– Ты этого не сделаешь, потому что тебя быстро найдут менты. И ты не сможешь доказать, что защищался, – сказал старший бандит, глядя в зеркало заднего вида на Вышегорского. – Я вообще не понимаю, о чем ты говоришь. Но если ты назовешь цену, то мы заплатим. И разойдемся без проблем.
– Цену я назову, хотя и очень высокую.
– Согласен. Сколько? – со скоростью выстрела пули сказал бандит.

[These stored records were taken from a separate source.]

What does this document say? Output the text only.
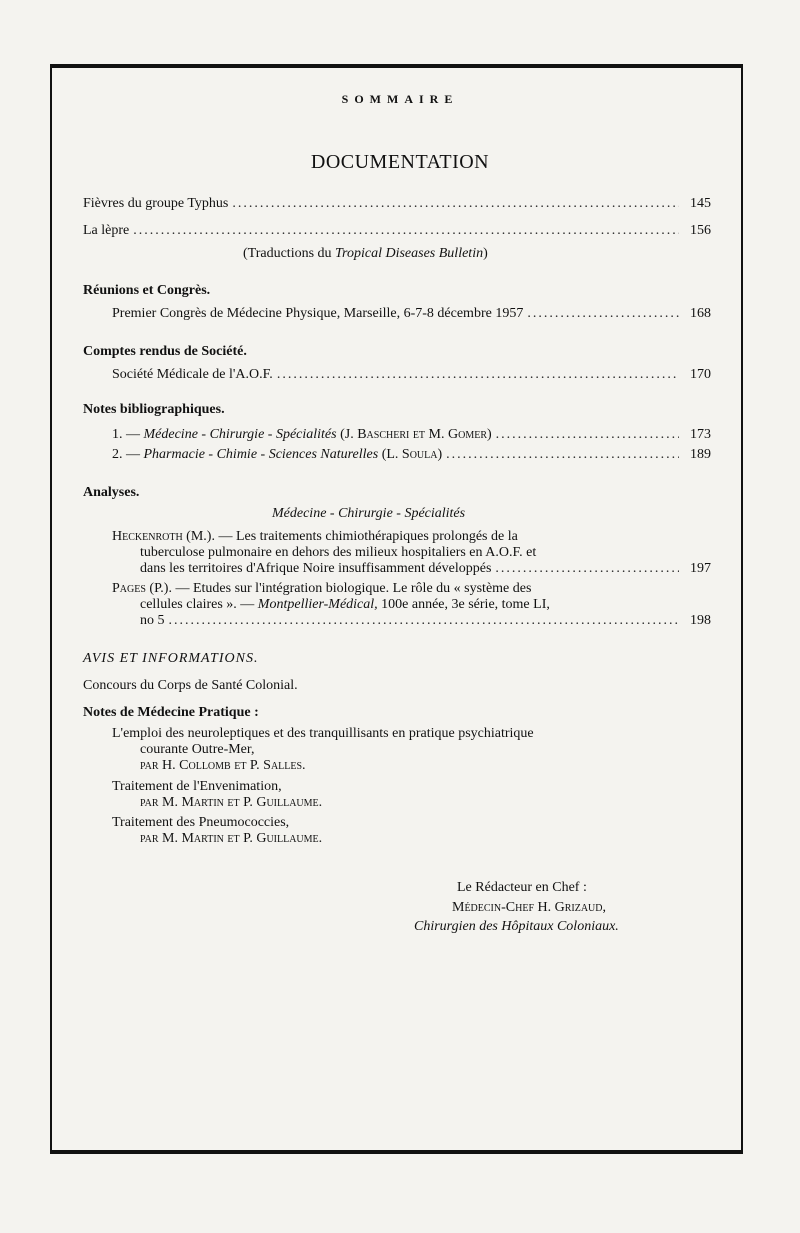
SOMMAIRE
DOCUMENTATION
Fièvres du groupe Typhus .....	145
La lèpre .....	156
(Traductions du Tropical Diseases Bulletin)
Réunions et Congrès.
Premier Congrès de Médecine Physique, Marseille, 6-7-8 décembre 1957 .....	168
Comptes rendus de Société.
Société Médicale de l'A.O.F. .....	170
Notes bibliographiques.
1. — Médecine - Chirurgie - Spécialités (J. Bascheri et M. Gomer) .....	173
2. — Pharmacie - Chimie - Sciences Naturelles (L. Soula) .....	189
Analyses.
Médecine - Chirurgie - Spécialités
Heckenroth (M.). — Les traitements chimiothérapiques prolongés de la
tuberculose pulmonaire en dehors des milieux hospitaliers en A.O.F. et
dans les territoires d'Afrique Noire insuffisamment développés .....	197
Pages (P.). — Etudes sur l'intégration biologique. Le rôle du « système des
cellules claires ». — Montpellier-Médical, 100e année, 3e série, tome LI,
no 5 .....	198
AVIS ET INFORMATIONS.
Concours du Corps de Santé Colonial.
Notes de Médecine Pratique :
L'emploi des neuroleptiques et des tranquillisants en pratique psychiatrique
courante Outre-Mer,
par H. Collomb et P. Salles.
Traitement de l'Envenimation,
par M. Martin et P. Guillaume.
Traitement des Pneumococcies,
par M. Martin et P. Guillaume.
Le Rédacteur en Chef :
Médecin-Chef H. Grizaud,
Chirurgien des Hôpitaux Coloniaux.
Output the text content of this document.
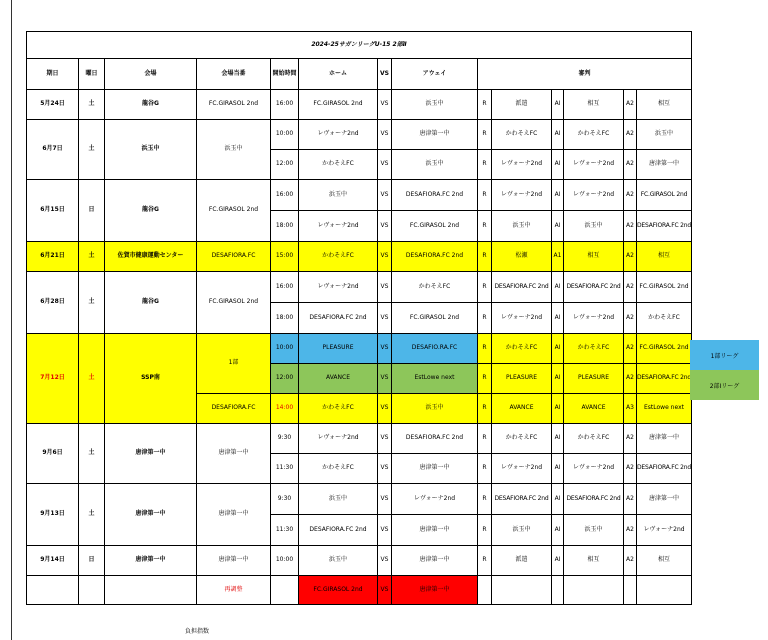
2024-25サガンリーグU-15 2部Ⅱ													
期日	曜日	会場	会場当番	開始時間	ホーム	VS	アウェイ	審判					
5月24日	土	龍谷G	FC.GIRASOL 2nd	16:00	FC.GIRASOL 2nd	VS	浜玉中	R	派遣	AI	相互	A2	相互
6月7日	土	浜玉中	浜玉中	10:00	レヴォーナ2nd	VS	唐津第一中	R	かわそえFC	AI	かわそえFC	A2	浜玉中
				12:00	かわそえFC	VS	浜玉中	R	レヴォーナ2nd	AI	レヴォーナ2nd	A2	唐津第一中
6月15日	日	龍谷G	FC.GIRASOL 2nd	16:00	浜玉中	VS	DESAFIORA.FC 2nd	R	レヴォーナ2nd	AI	レヴォーナ2nd	A2	FC.GIRASOL 2nd
				18:00	レヴォーナ2nd	VS	FC.GIRASOL 2nd	R	浜玉中	AI	浜玉中	A2	DESAFIORA.FC 2nd
6月21日	土	佐賀市健康運動センター	DESAFIORA.FC	15:00	かわそえFC	VS	DESAFIORA.FC 2nd	R	松瀬	A1	相互	A2	相互
6月28日	土	龍谷G	FC.GIRASOL 2nd	16:00	レヴォーナ2nd	VS	かわそえFC	R	DESAFIORA.FC 2nd	AI	DESAFIORA.FC 2nd	A2	FC.GIRASOL 2nd
				18:00	DESAFIORA.FC 2nd	VS	FC.GIRASOL 2nd	R	レヴォーナ2nd	AI	レヴォーナ2nd	A2	かわそえFC
7月12日	土	SSP南	1部	10:00	PLEASURE	VS	DESAFIO.RA.FC	R	かわそえFC	AI	かわそえFC	A2	FC.GIRASOL 2nd
				12:00	AVANCE	VS	EstLowe next	R	PLEASURE	AI	PLEASURE	A2	DESAFIORA.FC 2nd
			DESAFIORA.FC	14:00	かわそえFC	VS	浜玉中	R	AVANCE	AI	AVANCE	A3	EstLowe next
9月6日	土	唐津第一中	唐津第一中	9:30	レヴォーナ2nd	VS	DESAFIORA.FC 2nd	R	かわそえFC	AI	かわそえFC	A2	唐津第一中
				11:30	かわそえFC	VS	唐津第一中	R	レヴォーナ2nd	AI	レヴォーナ2nd	A2	DESAFIORA.FC 2nd
9月13日	土	唐津第一中	唐津第一中	9:30	浜玉中	VS	レヴォーナ2nd	R	DESAFIORA.FC 2nd	AI	DESAFIORA.FC 2nd	A2	唐津第一中
				11:30	DESAFIORA.FC 2nd	VS	唐津第一中	R	浜玉中	AI	浜玉中	A2	レヴォーナ2nd
9月14日	日	唐津第一中	唐津第一中	10:00	浜玉中	VS	唐津第一中	R	派遣	AI	相互	A2	相互
			再調整		FC.GIRASOL 2nd	VS	唐津第一中						
1部リーグ
2部Ⅰリーグ
負担指数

– Для начала вы выполните мои требования, которые, надеюсь, не покажутся вам сложными, – сказал Вышегорский в полной уверенности, что преступники примут его условия. – Мы сейчас поднимемся все втроем и заберем труп вашего друга. Это прежде всего в ваших интересах. Если его завтра обнаружит полиция, то очень быстро выйдет на вас. И вы это знаете не хуже меня. Только для начала я обыщу вас и, обратно же в ваших интересах, предупреждаю, если попробуете оказать сопротивление, то окажетесь вместе с ним.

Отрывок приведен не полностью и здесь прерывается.